Responded Nov 12, 2008 04:45PM

25-26º C, i think so, wich it's around 77-79º F.

Responded Nov 13, 2008 07:13AM

King County Aquatic Center is kept at competition temperature (79 - 80) all the time and it is used by Masters, Age Group, and lap swimmers. Some of the kids think it is cold, but they only really complain when they are sitting still watching each others stroke or turns.

Responded Nov 13, 2008 02:07PM

Hence just one reason King Aquatics has so many great swimmers. The program is geared toward performance in all aspects... water temp included. Water that doesn't SHOCK you when you jump in is going to be too hot to train in. Notice I said HOT not warm. During a great practice, you build up so much body heat, 79-80° f is about as warm as it can be, otherwise it's just TOO HOT. Did I mention I don't like to train in HOT WATER. :)

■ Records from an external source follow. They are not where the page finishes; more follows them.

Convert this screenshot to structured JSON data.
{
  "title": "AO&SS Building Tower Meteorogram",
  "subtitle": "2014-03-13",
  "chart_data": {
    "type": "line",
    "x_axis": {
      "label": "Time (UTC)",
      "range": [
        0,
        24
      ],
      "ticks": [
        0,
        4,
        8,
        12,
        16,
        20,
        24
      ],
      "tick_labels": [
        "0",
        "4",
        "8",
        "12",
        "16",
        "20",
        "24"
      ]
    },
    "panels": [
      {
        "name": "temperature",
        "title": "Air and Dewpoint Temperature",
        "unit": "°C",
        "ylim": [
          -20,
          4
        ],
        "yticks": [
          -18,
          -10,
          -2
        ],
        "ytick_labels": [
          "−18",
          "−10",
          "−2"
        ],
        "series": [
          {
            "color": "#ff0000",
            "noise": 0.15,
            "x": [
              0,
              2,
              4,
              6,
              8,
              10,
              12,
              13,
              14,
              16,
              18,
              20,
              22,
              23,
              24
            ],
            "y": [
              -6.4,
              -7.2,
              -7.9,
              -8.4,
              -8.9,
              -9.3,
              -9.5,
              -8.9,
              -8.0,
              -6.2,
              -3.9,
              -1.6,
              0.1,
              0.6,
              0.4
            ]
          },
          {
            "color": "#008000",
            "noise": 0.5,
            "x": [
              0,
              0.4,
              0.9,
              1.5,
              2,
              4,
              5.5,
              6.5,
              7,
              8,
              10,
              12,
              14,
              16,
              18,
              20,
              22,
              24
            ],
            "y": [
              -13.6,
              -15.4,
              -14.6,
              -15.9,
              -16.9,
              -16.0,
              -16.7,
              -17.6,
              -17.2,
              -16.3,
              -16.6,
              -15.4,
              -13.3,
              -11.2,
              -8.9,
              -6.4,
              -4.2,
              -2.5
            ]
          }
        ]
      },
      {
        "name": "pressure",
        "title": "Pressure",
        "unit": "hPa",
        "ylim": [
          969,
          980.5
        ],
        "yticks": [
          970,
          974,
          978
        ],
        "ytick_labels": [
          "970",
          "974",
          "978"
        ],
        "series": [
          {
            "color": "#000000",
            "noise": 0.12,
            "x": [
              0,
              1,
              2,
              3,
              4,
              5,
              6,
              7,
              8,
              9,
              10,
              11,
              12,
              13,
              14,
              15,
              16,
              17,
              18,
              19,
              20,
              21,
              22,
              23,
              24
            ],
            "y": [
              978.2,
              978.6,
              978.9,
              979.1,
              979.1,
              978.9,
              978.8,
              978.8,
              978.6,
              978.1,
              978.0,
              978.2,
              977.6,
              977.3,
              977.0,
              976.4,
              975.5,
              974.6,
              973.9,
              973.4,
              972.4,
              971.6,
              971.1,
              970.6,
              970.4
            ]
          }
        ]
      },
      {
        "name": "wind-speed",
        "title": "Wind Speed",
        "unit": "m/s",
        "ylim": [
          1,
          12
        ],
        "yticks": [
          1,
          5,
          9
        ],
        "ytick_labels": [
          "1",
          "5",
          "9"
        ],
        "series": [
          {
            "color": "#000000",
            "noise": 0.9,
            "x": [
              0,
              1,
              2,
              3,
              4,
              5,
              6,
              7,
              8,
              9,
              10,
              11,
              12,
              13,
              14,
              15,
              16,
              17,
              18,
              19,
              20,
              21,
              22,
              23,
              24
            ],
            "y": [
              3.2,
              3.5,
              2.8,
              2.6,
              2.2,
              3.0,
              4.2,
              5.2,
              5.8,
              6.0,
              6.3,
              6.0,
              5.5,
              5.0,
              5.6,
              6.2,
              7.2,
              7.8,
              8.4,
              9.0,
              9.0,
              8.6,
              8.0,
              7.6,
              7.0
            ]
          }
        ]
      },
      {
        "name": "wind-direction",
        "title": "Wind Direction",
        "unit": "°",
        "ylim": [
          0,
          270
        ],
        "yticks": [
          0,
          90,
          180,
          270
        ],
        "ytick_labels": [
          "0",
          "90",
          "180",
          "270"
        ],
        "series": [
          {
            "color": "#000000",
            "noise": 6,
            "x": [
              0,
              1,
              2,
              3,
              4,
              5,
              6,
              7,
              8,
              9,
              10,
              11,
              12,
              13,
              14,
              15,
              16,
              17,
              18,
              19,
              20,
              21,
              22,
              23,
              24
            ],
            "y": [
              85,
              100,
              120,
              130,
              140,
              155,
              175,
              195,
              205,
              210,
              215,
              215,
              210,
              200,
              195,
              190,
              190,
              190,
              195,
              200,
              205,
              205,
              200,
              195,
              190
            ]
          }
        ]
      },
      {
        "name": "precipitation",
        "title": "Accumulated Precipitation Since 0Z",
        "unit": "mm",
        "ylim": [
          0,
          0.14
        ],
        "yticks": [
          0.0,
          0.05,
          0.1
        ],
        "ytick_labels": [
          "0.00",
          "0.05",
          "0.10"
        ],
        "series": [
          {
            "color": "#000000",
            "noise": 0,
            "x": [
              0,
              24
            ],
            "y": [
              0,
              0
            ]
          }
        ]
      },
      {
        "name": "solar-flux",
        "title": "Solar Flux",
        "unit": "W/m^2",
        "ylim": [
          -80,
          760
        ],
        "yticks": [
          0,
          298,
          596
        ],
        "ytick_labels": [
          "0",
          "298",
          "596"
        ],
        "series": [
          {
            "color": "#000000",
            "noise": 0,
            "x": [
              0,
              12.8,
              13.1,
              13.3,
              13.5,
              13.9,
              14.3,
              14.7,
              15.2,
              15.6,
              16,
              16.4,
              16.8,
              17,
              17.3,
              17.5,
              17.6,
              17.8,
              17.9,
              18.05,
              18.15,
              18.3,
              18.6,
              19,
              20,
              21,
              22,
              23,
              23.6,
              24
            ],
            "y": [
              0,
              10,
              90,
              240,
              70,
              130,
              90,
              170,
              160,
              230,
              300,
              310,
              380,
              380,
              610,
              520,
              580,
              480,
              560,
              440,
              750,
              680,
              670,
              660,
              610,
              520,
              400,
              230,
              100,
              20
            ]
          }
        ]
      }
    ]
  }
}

Responded Nov 13, 2008 04:10PM

USA Swimming provides guidance at : http://www.usaswimming.org/USASWeb/ViewMis...
which calls for swim team and lap swimming to be between 78 and 82 degrees. My personal favorite for anyone in an organized training sesson (kids and adults) is 80 degrees.

Additionally, swimmer comfort is also related to air temperature which should be +2 degrees from the water temp. So, in my perfect world, the water temp would be 80 degrees and the air temp 82 degrees.